Among the domestic stocks, Brookfield Asset Management Inc., which owns mainly commercial real estate and hydroelectric assets, still has potential, Mr. Zacharias said.

It's a high-quality business that generates a lot of cash flow, and has a "great management team," he said "It is big beneficiary of the depressed market that we are in. … A lot of opportunities are going to come in the property market."

As management makes investments to drive returns over the next decade, the stock is still "significantly undervalued," he added.

Onex Corp. is also in a great position to take advantage of distressed asset prices because it oversees $5-billon of capital for acquisitions, he said.

The stock of the private equity firm got crushed in 2008-09 because it got lumped in with peers that did "stupid deals in the leveraged buyout craze in 2005-07" by paying and borrowing too much before the financial crisis hit, he said.

But Onex was actually a lot more disciplined than the big funds were, he said. "They paid a lower valuation, and used less leverage, so that allowed their [portfolio]companies to withstand the downturn."

Shares of Newalta Corp., a waste oil recycler and industrial waste manager, were hit hard by falling oil prices and a drop in oil and gas drilling activity in Western Canada in 2008, he said.

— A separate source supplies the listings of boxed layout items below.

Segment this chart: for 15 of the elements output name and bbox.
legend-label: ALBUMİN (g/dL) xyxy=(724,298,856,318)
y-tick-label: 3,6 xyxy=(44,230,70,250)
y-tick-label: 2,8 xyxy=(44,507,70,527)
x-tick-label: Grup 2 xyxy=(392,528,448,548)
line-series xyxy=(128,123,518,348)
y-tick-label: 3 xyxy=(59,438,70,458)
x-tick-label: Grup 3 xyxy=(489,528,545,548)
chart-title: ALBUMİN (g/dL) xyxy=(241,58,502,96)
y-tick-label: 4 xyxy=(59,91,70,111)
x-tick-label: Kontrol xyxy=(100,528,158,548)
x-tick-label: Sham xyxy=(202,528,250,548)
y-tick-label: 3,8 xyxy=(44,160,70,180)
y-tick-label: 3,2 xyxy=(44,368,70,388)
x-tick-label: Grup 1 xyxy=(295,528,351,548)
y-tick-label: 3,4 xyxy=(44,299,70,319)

The market also became concerned about its balance sheet, but that has been rectified, he added.

Still, there is a lot of upside in the business because they are big barriers to entry into its niche, he said. Newalta operates an extensive network of treatment facilities across Canada, but it would difficult and costly for rivals to build similar facilities today, he added.

Newalta has a strong management team as well as interesting growth opportunities like processing slop oil, he said. "[The stock is]still very cheap on price-to-earnings and cash flow."